Minggu, 12 Juli 2015

PANTAUAN MUDIK DI DAERAH BATULAYAR

Perjalanan hidup manusia merupakan bagian dari misteri. Dimana ia akan menapaki, menjalani hidup bahkan meninggalkan kehidupan masih menjadi pertanyaan yang hingga kini sulit untuk dijawab. Dari situlah muncul istilah yang kebanyakan orang mengenal nama transmigrasi, emigrasi, urbanisasi dan istilah-istilah lain yang dikenal. Istilah-istilah tersebut jika harus merujuk kepada referensi, merupakan arus yang kepindahan manusia dari satu tempat ke tempat yang lain. Adapun tujuan dari semua itu adalah beragam alasan yang ditemukan jika harus mengurus mereka secara detail. Maskud dan tujuan dengan pikiran dan alur yang berbeda menjadi salah satu alasan yang tak terbantahkan.

Perpindahan terbagi menjadi dua kategori, menetap dan tidak menetap. Kedua istilah ini sering ditemukan dalam rangka dan tipikal masing-masing masyarakat. Dari perpindahan sedikit bergeser ke istilah mudik atau pulang kampung. Mudik atau pulang kampung, awalnya dikenal di luar daerah dan kebanyakan dilakukan oleh mereka yang tinggal dan berdomisili di luar tanah kelahiran aslinya.
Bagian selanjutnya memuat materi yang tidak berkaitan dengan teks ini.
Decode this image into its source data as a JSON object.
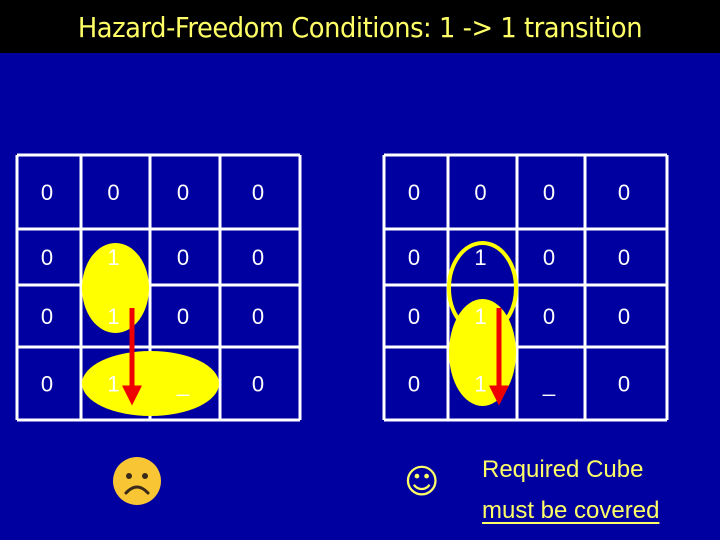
{
  "title": "Hazard-Freedom Conditions: 1 -> 1 transition",
  "colors": {
    "background": "#0000A0",
    "header": "#000000",
    "title_text": "#FFFF66",
    "grid_line": "#FFFFFF",
    "cell_text": "#FFFFFF",
    "cube_fill": "#FFFF00",
    "arrow": "#EE0000"
  },
  "kmaps": [
    {
      "name": "left",
      "cells": [
        [
          "0",
          "0",
          "0",
          "0"
        ],
        [
          "0",
          "1",
          "0",
          "0"
        ],
        [
          "0",
          "1",
          "0",
          "0"
        ],
        [
          "0",
          "1",
          "_",
          "0"
        ]
      ],
      "cubes": [
        {
          "style": "filled",
          "cells": [
            [
              1,
              1
            ],
            [
              2,
              1
            ]
          ]
        },
        {
          "style": "filled",
          "cells": [
            [
              3,
              1
            ],
            [
              3,
              2
            ]
          ]
        }
      ],
      "transition": {
        "from": [
          2,
          1
        ],
        "to": [
          3,
          1
        ]
      },
      "verdict_icon": "frown-face-icon"
    },
    {
      "name": "right",
      "cells": [
        [
          "0",
          "0",
          "0",
          "0"
        ],
        [
          "0",
          "1",
          "0",
          "0"
        ],
        [
          "0",
          "1",
          "0",
          "0"
        ],
        [
          "0",
          "1",
          "_",
          "0"
        ]
      ],
      "cubes": [
        {
          "style": "outline",
          "cells": [
            [
              1,
              1
            ],
            [
              2,
              1
            ]
          ]
        },
        {
          "style": "filled",
          "cells": [
            [
              2,
              1
            ],
            [
              3,
              1
            ]
          ]
        }
      ],
      "transition": {
        "from": [
          2,
          1
        ],
        "to": [
          3,
          1
        ]
      },
      "verdict_icon": "smile-face-icon"
    }
  ],
  "verdicts": {
    "left_symbol": "☹",
    "right_symbol": "☺"
  },
  "note": {
    "line1": "Required Cube",
    "line2": "must be covered"
  }
}
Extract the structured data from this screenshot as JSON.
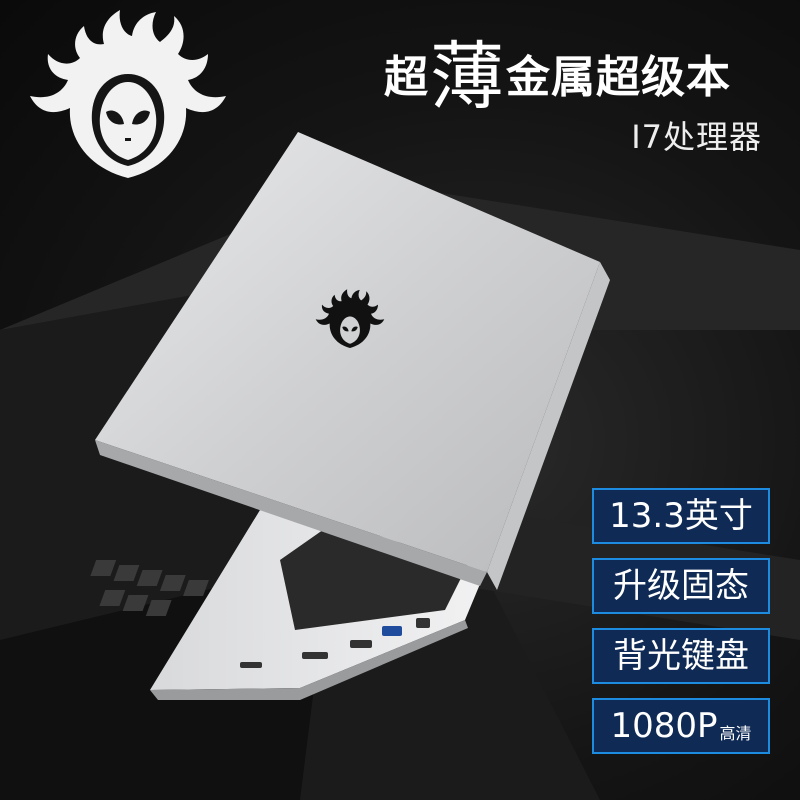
{
  "headline": {
    "part1": "超",
    "part2": "薄",
    "part3": "金属超级本"
  },
  "subheadline": "I7处理器",
  "badges": [
    {
      "main": "13.3英寸",
      "suffix": ""
    },
    {
      "main": "升级固态",
      "suffix": ""
    },
    {
      "main": "背光键盘",
      "suffix": ""
    },
    {
      "main": "1080P",
      "suffix": "高清"
    }
  ],
  "colors": {
    "background": "#141414",
    "badge_border": "#1d8ce0",
    "badge_fill": "#0f2a55",
    "laptop_silver": "#d9dadc"
  },
  "icons": {
    "brand_logo": "flaming-alien-head-icon",
    "lid_logo": "flaming-alien-head-icon"
  }
}
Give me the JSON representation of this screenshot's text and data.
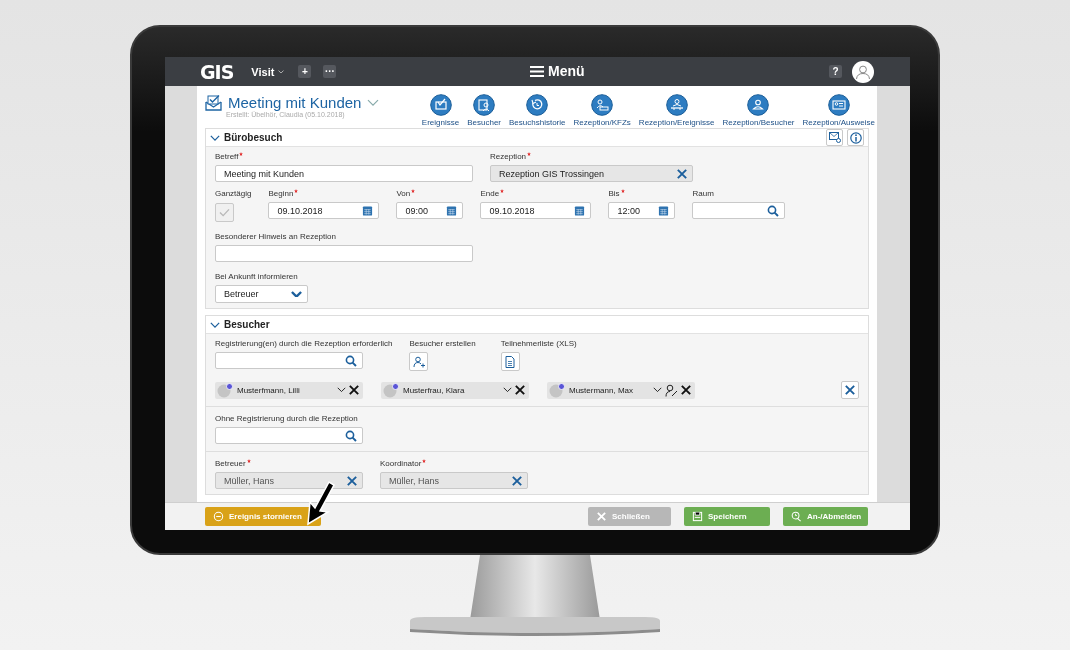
{
  "header": {
    "logo": "GIS",
    "app_menu": "Visit",
    "buttons": [
      "+",
      "···"
    ],
    "menu": "Menü",
    "help": "?"
  },
  "title": {
    "text": "Meeting mit Kunden",
    "subtitle": "Erstellt: Übelhör, Claudia (05.10.2018)"
  },
  "nav": [
    {
      "label": "Ereignisse",
      "kind": "events"
    },
    {
      "label": "Besucher",
      "kind": "visitors"
    },
    {
      "label": "Besuchshistorie",
      "kind": "history"
    },
    {
      "label": "Rezeption/KFZs",
      "kind": "cars"
    },
    {
      "label": "Rezeption/Ereignisse",
      "kind": "desk"
    },
    {
      "label": "Rezeption/Besucher",
      "kind": "person"
    },
    {
      "label": "Rezeption/Ausweise",
      "kind": "badge"
    }
  ],
  "sections": [
    {
      "title": "Bürobesuch",
      "expanded": true,
      "tools": true,
      "rows": [
        {
          "separated": false,
          "fields": [
            {
              "kind": "text",
              "label": "Betreff",
              "required": true,
              "value": "Meeting mit Kunden"
            },
            {
              "kind": "select",
              "label": "Rezeption",
              "required": true,
              "value": "Rezeption GIS Trossingen"
            }
          ]
        },
        {
          "separated": false,
          "fields": [
            {
              "kind": "checkbox",
              "label": "Ganztägig",
              "required": false,
              "checked": false
            },
            {
              "kind": "date",
              "label": "Beginn",
              "required": true,
              "value": "09.10.2018"
            },
            {
              "kind": "time",
              "label": "Von",
              "required": true,
              "value": "09:00"
            },
            {
              "kind": "date",
              "label": "Ende",
              "required": true,
              "value": "09.10.2018"
            },
            {
              "kind": "time",
              "label": "Bis",
              "required": true,
              "value": "12:00"
            },
            {
              "kind": "search",
              "label": "Raum",
              "required": false
            }
          ]
        },
        {
          "separated": false,
          "fields": [
            {
              "kind": "text",
              "label": "Besonderer Hinweis an Rezeption",
              "required": false
            }
          ]
        },
        {
          "separated": false,
          "fields": [
            {
              "kind": "dropdown",
              "label": "Bei Ankunft informieren",
              "required": false,
              "value": "Betreuer"
            }
          ]
        }
      ]
    },
    {
      "title": "Besucher",
      "expanded": true,
      "tools": false,
      "rows": [
        {
          "separated": false,
          "fields": [
            {
              "kind": "search",
              "label": "Registrierung(en) durch die Rezeption erforderlich",
              "required": false
            },
            {
              "kind": "add-person",
              "label": "Besucher erstellen",
              "required": false
            },
            {
              "kind": "document",
              "label": "Teilnehmerliste (XLS)",
              "required": false
            }
          ]
        },
        {
          "separated": false,
          "fields": [
            {
              "kind": "chips",
              "items": [
                {
                  "name": "Musterfmann, Lilli",
                  "editable": false
                },
                {
                  "name": "Musterfrau, Klara",
                  "editable": false
                },
                {
                  "name": "Mustermann, Max",
                  "editable": true
                }
              ]
            }
          ]
        },
        {
          "separated": true,
          "fields": [
            {
              "kind": "search",
              "label": "Ohne Registrierung durch die Rezeption",
              "required": false
            }
          ]
        },
        {
          "separated": true,
          "fields": [
            {
              "kind": "person",
              "label": "Betreuer",
              "required": true,
              "value": "Müller, Hans"
            },
            {
              "kind": "person",
              "label": "Koordinator",
              "required": true,
              "value": "Müller, Hans"
            }
          ]
        }
      ]
    }
  ],
  "footer": [
    {
      "label": "Ereignis stornieren",
      "kind": "cancel",
      "disabled": false
    },
    {
      "label": "Schließen",
      "kind": "close",
      "disabled": true
    },
    {
      "label": "Speichern",
      "kind": "save",
      "disabled": false
    },
    {
      "label": "An-/Abmelden",
      "kind": "register",
      "disabled": false
    }
  ]
}
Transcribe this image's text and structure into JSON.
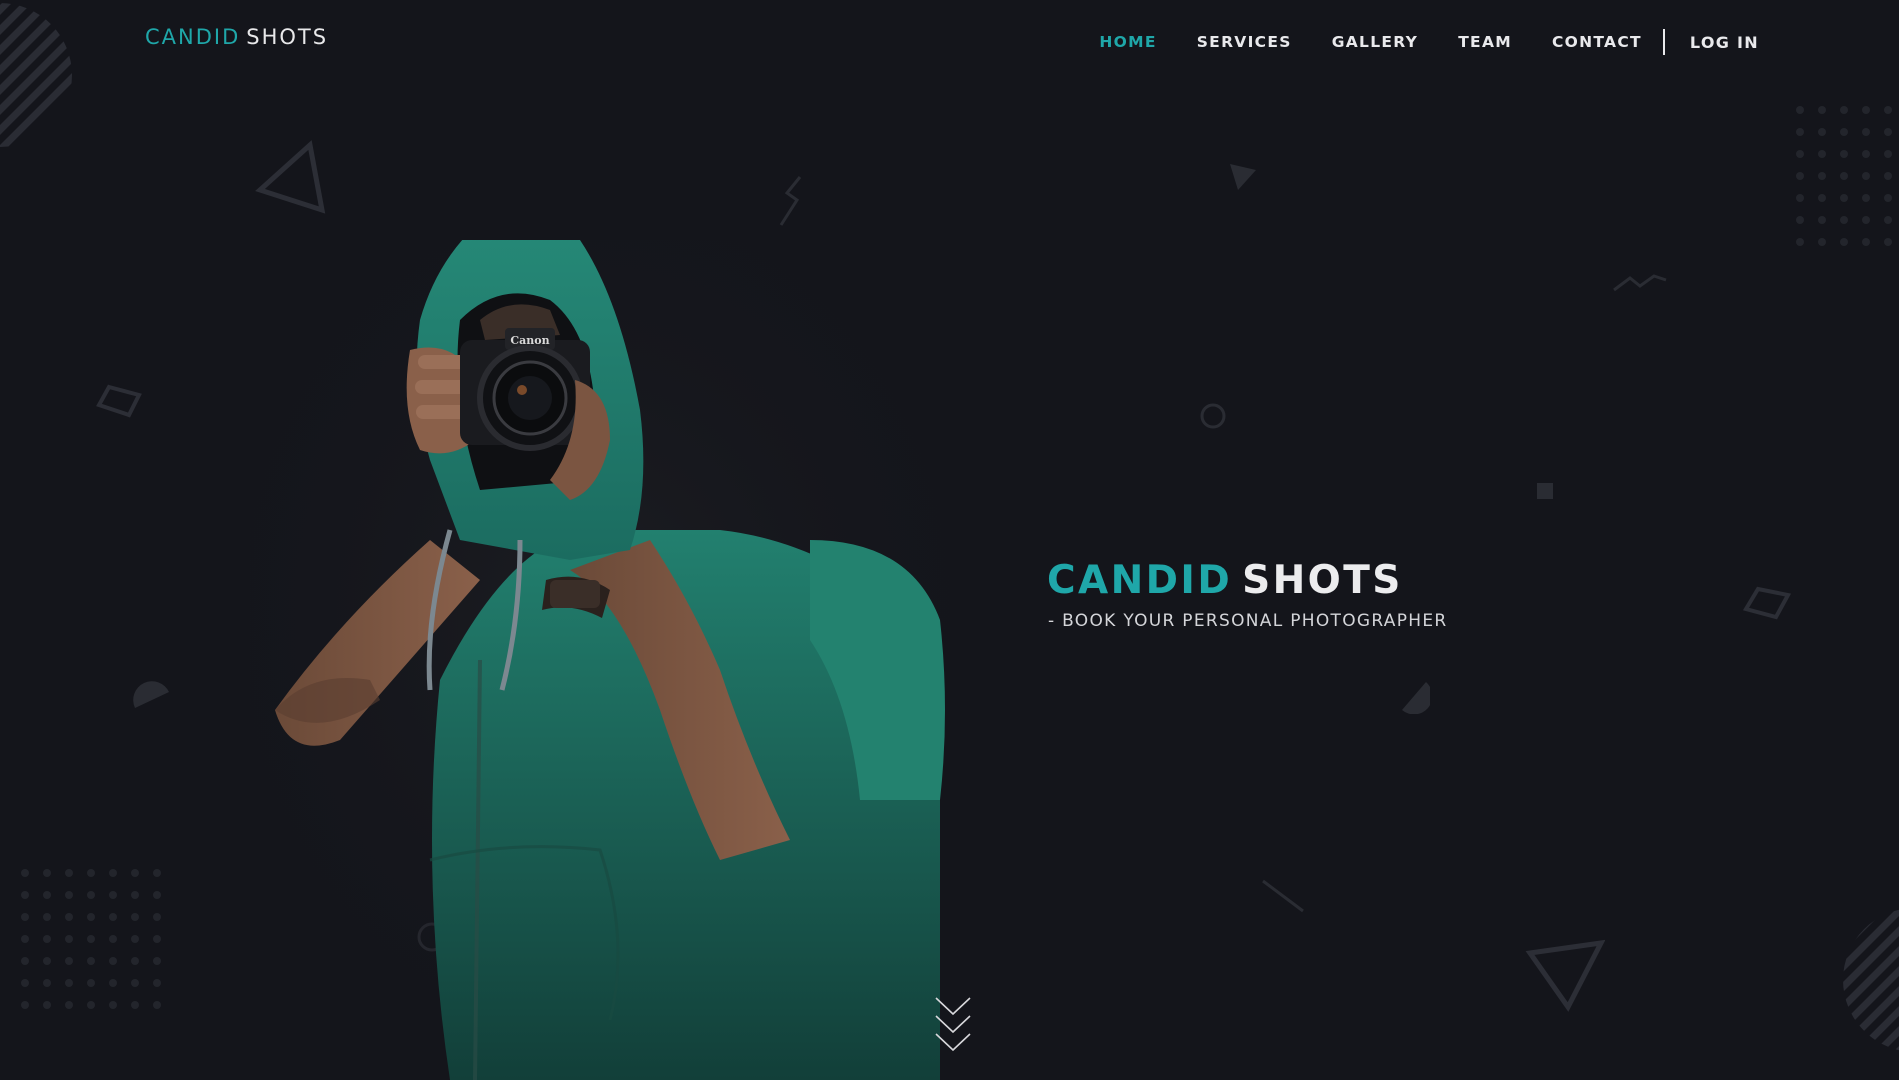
{
  "brand": {
    "accent": "CANDID",
    "rest": "SHOTS"
  },
  "nav": {
    "items": [
      {
        "label": "HOME",
        "active": true
      },
      {
        "label": "SERVICES",
        "active": false
      },
      {
        "label": "GALLERY",
        "active": false
      },
      {
        "label": "TEAM",
        "active": false
      },
      {
        "label": "CONTACT",
        "active": false
      }
    ],
    "login": "LOG IN"
  },
  "hero": {
    "title_accent": "CANDID",
    "title_rest": "SHOTS",
    "subtitle": "- BOOK YOUR PERSONAL PHOTOGRAPHER",
    "camera_brand": "Canon"
  },
  "icons": {
    "scroll": "chevrons-down-icon"
  },
  "colors": {
    "background": "#14151b",
    "accent": "#1fa7a9",
    "hoodie": "#1f7e6e",
    "text": "#ececee"
  }
}
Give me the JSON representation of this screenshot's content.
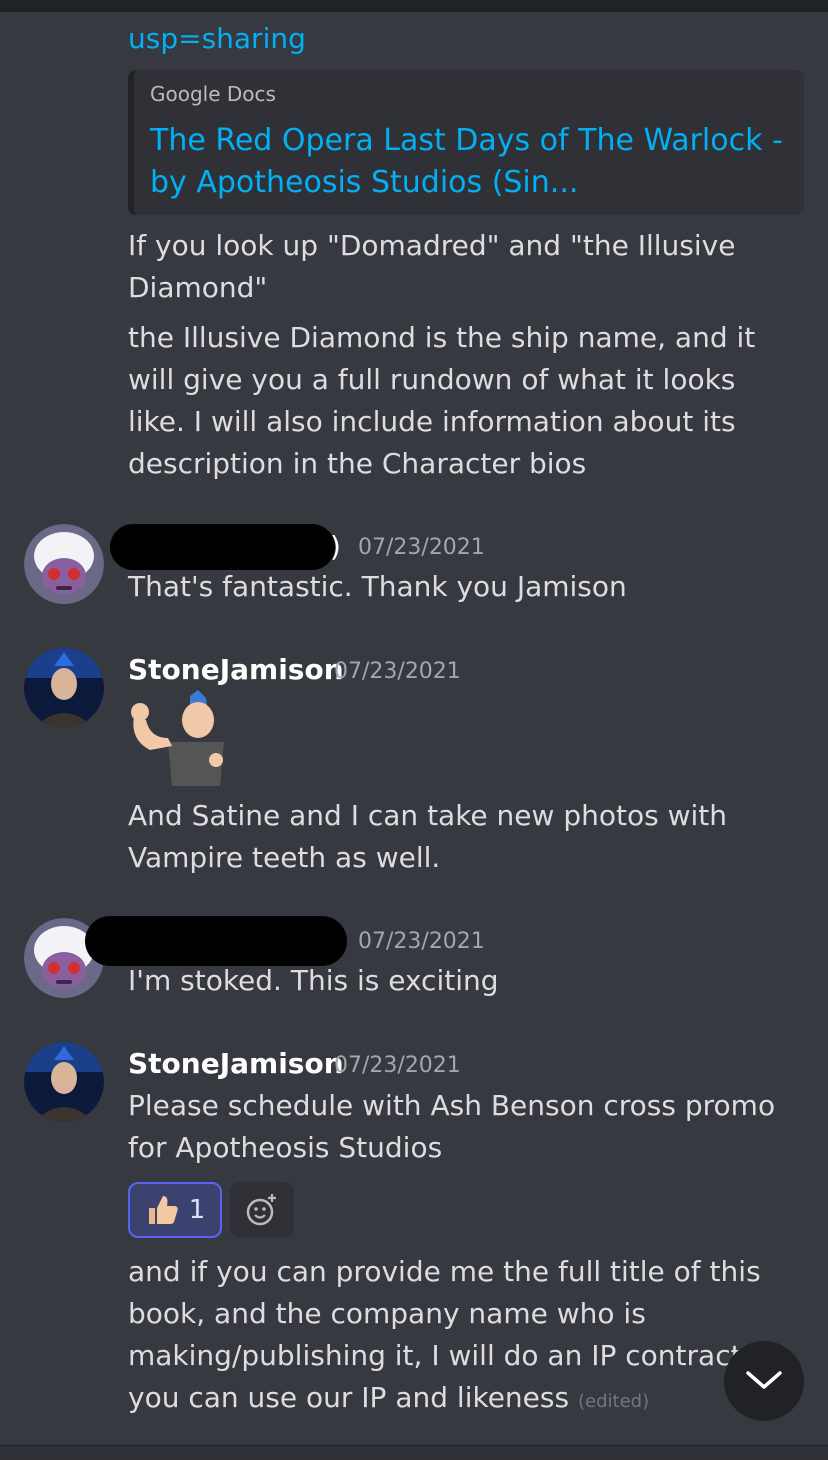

Misalnya, Si A berasal dari Jawa, karena nasib si A terdampar di Lombok, menikah dan beranak pinak. Kerinduan kepada keluarga yang ada di Jawa membawa si A untuk berpemikiran untuk kembali dan mengunjungi sanak famili yang berada di daerah asalnya. Istilah tersebut yang dinamakan dengan mudik tersebut ramai dan ngetrend terjadi pada hari-hari besar Islam seperti lebaran sekarang ini.
Batulayar sebagai daerah Pariwisata tentu dipenuhi dan dipadati oleh berbagai ras dan suku yang berasal dari berbagai daerah, bahkan negara di dunia. Potensi yang demikian memengaruhi iklim dan budaya yang ada di sekitar Batulayar. Persebaran mereka di berbagai tempat, daerah, menjadi diaspora yang kemudian ditampung dalam sebuah komunitas tinggal seperti di perkotaan, perdesaan, perkampungan dan mereka yang hinggap di perumahan-perumahan alias BTN.
Menjelang lebaran seperti sekarang ini, trend mudik menjadi headline berbagai media. Pantauan di Batulayar mengindikasikan pemudik di Batulayar, di satu sisi merupakan pengorbanan yang tidak kecil. Salah seperti yang diceritakan oleh Sumiyem Cendrakasih, mudik ke Yogyakarta minimal membutuhkan 25 juta baru niat mengunjungi keluarga yang ada di daerah asal terpenuhi. Pasalnya, sanak famili yang menunggu di daerah Jawa tentu mengharapkan buah tangan, belum lagi biaya selama perjalanan, transportasi dan akomodasi yang nilainya terus meroket.
Kalau tidak memiliki 25 juta saya tidak berani pulang, Mas. Itupun minimal. Jangan heran, kalau orang yang tidak banyak memiliki modal tidak berani mudik apalagi untuk tiap tahun, demikian urai Sumiyem. Sumiyem merincikan, biaya perjalanan saja tak kurang dari 10 juta yang dihabiskan untuk transportasi, belum yang lainnya. Berbeda dengan cerita Sahrudin, yang mengatakan  bahwa di daerah BTN Puncang Hijau, hanya beberapa orang saja dari pendatang yang pulang kampung, selebihnya masih tinggal dan menunggu lebaran di tempat perantauan.
Hampir semua perumahan atau BTN yang ada di seputaran Batulayar, menurut pengamatan sementara, jika dipersentasekan, dari 100 persen penduduk yang tinggal, sekitar 10 atau 15 persen masyarakat yang mudik atau pulang kampung untuk berlebaran di daerah kelahirannya.